Session: Parallel session 9 - Complex mixtures - polymers - microplastics

First characterisation of the Mycobacterium tuberculosis orphan CYP135B1 identified as a new target of the antituberculosis drug SQ109

The emergence of the multidrug-resistant tuberculosis strains has generated a need for new effective antituberculosis (anti-TB) drugs and the characterisation of novel drug targets. As such, Mycobacterium tuberculosis (Mtb) P450s are considered as promising novel therapeutic targets. Therefore, we combined bioinformatic and modeling studies, biochemistry, UV-visible and EPR spectroscopy, and mass spectrometry to successfully express, purify and characterise the most prevalent Mtb P450, the orphan CYP135B1. Purified CYP135B1 displays typical spectroscopic features for members of this hemoprotein superfamily with tight binding of several imidazole derivatives with its FeIII-heme.

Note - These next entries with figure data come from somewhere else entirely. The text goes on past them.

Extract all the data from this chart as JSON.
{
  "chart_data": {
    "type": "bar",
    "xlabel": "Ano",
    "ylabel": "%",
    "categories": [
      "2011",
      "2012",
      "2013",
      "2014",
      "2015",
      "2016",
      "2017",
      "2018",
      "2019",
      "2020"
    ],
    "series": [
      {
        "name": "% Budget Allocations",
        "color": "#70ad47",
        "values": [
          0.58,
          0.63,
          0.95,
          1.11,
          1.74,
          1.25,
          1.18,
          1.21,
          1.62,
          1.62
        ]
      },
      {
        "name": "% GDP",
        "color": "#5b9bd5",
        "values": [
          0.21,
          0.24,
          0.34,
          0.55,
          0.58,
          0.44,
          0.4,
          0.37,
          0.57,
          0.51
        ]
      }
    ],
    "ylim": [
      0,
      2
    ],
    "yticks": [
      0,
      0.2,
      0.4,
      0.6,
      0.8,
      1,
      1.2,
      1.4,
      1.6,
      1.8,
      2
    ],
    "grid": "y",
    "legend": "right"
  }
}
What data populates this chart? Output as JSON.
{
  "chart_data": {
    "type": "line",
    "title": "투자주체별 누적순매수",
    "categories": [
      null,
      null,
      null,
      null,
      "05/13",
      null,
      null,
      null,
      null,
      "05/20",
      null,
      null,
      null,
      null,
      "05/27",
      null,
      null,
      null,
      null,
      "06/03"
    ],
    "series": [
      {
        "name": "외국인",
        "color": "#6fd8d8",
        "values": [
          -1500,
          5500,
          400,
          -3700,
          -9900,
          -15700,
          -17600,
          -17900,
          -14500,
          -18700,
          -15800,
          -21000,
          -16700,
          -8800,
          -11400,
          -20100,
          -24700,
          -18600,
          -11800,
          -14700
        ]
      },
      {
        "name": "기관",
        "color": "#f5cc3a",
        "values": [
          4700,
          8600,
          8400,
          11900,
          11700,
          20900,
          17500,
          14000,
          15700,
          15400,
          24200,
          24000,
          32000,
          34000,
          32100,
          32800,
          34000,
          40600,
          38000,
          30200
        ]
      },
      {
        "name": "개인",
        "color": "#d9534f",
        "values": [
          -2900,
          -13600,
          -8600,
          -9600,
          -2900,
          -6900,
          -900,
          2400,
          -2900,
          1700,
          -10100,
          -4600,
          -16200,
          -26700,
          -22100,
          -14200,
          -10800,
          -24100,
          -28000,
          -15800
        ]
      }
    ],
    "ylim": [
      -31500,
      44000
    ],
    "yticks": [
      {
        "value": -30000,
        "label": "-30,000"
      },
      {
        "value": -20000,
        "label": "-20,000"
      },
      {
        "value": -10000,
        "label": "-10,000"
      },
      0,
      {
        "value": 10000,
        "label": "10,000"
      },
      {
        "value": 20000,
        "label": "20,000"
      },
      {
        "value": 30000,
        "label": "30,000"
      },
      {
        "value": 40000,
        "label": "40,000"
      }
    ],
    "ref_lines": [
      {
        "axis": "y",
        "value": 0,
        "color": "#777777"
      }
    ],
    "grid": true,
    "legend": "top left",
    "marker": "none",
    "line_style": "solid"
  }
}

Very interestingly, CYP135B1 metabolises the new promising anti-TB drug SQ109 on its geranyl moiety with insertion of an O-atom at positions distinct from that observed in the case of Mtb CYP124A1. Docking studies using our CYP135B1 3D-homology model suggest that these differences might be due to a different binding mode of SQ109 at the active site compared to that observed in the CYP124-SQ109 co-crystal structure (PDB code: 6T0J). These results are of great importance to decipher the SQ109 mechanism of action and understand the role of Mtb P450s.